Campaigners Elaine Holmes and Olive McIlroy were patient representatives on an investigation set up three years ago into the dangers of controversial mesh implant surgery.

But last night they resigned from the inquiry just a month before its final report is published – claiming key evidence of the dangers of the implants has been ignored.

Elaine and Olive were asked to participate in the inquiry after ex-Health Secretary Alex Neil agreed to a full investigation into how implants used to treat bladder problems and pelvic organ prolapse left victims with appalling injuries.

And Elaine and Olive welcomed an interim report, published 15 months ago, which said NHS Scotland should stop routinely using the implants which have crippled hundreds of thousands of women worldwide.

But they are furious about the final report, which they have seen a draft copy of, and which they say “favours” a resumption in a use of the procedure.

Elaine and Olive claim the report excludes evidence, in some cases from the Scottish Government’s own experts, which shows mesh implants for bladder problems can cause “life-changing injuries”.

It also, they say, ignores evidence from the US that up to 40% of women are injured by the “hooks” used to anchor mesh implants.

The campaigners also claim the report ignored European Union guidelines which reclassified all surgical mesh as “high risk”.

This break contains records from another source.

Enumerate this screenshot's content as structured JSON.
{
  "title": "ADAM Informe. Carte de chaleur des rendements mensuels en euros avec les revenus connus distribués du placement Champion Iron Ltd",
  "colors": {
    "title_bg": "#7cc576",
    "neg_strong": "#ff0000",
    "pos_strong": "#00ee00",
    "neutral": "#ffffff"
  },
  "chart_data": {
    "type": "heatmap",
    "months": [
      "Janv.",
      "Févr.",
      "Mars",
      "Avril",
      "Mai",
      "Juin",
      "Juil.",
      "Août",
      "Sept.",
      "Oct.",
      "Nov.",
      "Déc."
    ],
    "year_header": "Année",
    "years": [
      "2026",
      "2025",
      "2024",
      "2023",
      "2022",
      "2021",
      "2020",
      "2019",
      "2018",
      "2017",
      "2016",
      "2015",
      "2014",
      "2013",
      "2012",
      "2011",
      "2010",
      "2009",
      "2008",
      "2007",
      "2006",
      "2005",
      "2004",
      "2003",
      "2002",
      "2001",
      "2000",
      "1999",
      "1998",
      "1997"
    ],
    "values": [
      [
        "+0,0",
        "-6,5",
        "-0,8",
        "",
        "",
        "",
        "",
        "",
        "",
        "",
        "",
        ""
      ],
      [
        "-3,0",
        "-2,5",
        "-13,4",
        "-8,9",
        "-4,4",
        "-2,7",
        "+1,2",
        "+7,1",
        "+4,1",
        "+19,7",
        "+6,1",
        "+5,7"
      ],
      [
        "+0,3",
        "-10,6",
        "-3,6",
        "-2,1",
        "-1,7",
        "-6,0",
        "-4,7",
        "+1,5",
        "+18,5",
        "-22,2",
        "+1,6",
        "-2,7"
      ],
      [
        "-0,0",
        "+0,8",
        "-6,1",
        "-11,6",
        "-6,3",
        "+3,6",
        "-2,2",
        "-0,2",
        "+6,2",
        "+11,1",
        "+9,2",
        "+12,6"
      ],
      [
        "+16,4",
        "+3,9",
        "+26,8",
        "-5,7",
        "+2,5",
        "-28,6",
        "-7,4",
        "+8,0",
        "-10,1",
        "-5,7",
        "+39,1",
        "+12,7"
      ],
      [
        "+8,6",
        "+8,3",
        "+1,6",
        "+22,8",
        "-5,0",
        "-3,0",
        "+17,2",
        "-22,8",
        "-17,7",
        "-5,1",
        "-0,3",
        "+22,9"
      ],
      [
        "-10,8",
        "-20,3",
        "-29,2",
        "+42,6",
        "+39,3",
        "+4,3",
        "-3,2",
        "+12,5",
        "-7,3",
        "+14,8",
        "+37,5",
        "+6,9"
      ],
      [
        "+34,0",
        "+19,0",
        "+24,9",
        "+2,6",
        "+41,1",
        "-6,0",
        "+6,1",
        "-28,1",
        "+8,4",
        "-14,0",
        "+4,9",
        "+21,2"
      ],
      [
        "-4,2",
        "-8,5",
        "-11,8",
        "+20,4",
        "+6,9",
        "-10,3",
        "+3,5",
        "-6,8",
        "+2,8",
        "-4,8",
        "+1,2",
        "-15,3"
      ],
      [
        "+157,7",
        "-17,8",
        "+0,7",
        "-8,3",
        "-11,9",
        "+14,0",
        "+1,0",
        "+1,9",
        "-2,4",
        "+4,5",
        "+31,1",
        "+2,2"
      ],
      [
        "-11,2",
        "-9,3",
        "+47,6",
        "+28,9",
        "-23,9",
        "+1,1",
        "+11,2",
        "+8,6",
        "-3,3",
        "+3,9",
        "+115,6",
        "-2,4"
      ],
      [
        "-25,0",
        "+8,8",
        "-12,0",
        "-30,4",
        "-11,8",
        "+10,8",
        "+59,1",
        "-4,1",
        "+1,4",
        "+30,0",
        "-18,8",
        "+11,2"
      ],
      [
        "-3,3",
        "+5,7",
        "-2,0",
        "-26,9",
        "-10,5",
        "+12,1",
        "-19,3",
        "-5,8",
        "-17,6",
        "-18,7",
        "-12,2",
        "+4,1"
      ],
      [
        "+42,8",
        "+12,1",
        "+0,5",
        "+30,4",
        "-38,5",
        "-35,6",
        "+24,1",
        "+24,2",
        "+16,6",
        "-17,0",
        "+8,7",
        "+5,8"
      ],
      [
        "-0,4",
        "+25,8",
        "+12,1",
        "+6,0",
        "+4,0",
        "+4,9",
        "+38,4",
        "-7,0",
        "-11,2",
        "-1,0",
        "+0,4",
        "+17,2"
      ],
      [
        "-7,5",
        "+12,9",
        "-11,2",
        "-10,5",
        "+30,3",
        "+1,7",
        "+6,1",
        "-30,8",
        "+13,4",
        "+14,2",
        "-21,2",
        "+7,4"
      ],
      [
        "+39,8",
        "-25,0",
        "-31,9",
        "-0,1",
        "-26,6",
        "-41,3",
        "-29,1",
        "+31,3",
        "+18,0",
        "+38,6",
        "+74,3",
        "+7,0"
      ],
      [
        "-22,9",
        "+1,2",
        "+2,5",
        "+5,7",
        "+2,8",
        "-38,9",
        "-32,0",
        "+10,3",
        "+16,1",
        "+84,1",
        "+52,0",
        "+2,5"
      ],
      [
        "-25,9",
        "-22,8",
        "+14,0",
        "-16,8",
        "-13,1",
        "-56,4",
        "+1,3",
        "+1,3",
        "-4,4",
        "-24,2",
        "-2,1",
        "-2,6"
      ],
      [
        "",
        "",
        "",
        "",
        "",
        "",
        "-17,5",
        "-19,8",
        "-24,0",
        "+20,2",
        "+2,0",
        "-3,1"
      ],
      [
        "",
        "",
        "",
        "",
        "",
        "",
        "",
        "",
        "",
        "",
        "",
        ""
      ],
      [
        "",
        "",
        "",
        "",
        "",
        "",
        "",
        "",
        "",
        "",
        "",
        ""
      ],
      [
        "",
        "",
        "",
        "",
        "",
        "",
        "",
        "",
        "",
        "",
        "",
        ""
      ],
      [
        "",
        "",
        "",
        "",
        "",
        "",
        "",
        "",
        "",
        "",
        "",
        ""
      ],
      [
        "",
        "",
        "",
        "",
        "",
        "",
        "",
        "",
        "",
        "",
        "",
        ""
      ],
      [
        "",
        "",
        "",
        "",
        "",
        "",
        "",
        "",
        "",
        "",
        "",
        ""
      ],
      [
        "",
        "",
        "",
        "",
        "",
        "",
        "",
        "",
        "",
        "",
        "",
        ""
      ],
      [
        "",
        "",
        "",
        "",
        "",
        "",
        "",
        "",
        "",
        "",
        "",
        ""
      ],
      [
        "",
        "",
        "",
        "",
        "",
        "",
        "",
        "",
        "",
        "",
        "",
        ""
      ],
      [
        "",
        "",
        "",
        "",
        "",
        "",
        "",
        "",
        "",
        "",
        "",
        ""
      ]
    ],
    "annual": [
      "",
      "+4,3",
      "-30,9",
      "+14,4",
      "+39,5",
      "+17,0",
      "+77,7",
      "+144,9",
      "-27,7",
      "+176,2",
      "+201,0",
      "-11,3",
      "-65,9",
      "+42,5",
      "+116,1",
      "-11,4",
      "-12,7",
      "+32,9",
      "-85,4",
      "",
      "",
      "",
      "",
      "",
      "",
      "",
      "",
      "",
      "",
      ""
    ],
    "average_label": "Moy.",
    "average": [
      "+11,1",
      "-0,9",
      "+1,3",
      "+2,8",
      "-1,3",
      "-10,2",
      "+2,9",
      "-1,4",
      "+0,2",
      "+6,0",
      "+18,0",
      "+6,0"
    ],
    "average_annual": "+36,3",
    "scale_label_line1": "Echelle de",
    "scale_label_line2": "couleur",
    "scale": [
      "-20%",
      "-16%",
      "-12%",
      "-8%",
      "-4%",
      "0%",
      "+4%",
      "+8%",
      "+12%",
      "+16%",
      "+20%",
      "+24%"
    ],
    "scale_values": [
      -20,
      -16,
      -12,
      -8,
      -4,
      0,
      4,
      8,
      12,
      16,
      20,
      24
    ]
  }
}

The report panel, which includes surgeons, NHS personnel and government officials, has rejected calls by some of its own medical members for the mandatory reporting of all complications associated with implants, in favour of a system used by only one-in-four specialists.

A group of campaigners who are lobbying against the use of mesh in surgical operations at the scottish parliament
A group of campaigners who are lobbying against the use of mesh in surgical operations at the scottish parliament

Elaine, 52, from Newton Mearns, East Renfrewshire, who spends long periods in a wheelchair due to extensive nerve damage, said: “We’ve been betrayed.

“This ‘independent’ review has chosen to ignore all the warnings and rejected or buried evidence which does not suit an agenda dictated by pro-mesh surgeons.”

Now the pair fear a suspension in mesh surgery ordered by Alex Neil in 2014 will be lifted and procedures they want banned will be reintroduced.

They are also angry the report makes no mention of three criminal investigations by the US Government against mesh manufacturers, some of which have already paid out £1.5 billion in compensation to victims.

The campaigners claim they are not the only people involved in the inquiry who are concerned by the final findings.

Olive, 60, from Renfrew, who walks with the aid of crutches, said: “At least one expert within the group has alerted everyone involved about their concerns over the report’s failings.”

The women are also concerned about the leadership of the inquiry following the resignation for “personal reasons” of the original chairperson, retired public health expert Lesley Wilkie.

She was replaced by Tracey Gillies, medical director of NHS Lothian, one of two Health Boards which ignored Mr Neil’s suspension order and implanted mesh in almost 400 more women.

MSP Neil Findlay, chair of the Scottish Parliamentary Health Committee, said: “Nicola Sturgeon stood up in Parliament on Thursday and defended almost 170 reviews being held, insisting she would never stop listening to the people.

“But mesh victims have been ignored, abused and marginalised.

“We had the chance to lead the world and protect women from this global scandal.

“But this a truly astonishing and shameful turn of events.”

Top lawyer George Clark of Quantum Claims, which represents hundreds of victims, said: “The outcome of this review is astonishing given Scotland is facing the biggest medical claim in legal history.”

Last night Health Secretary Shona Robison said: “I have been made aware of the resignations of two of the inquiry’s members. I intend to meet with them so I can hear their concerns directly.

“The independent review continues its work to produce its final report and we expect them to publish it this Spring. I am grateful to all members for their expertise and considerable efforts over the years.”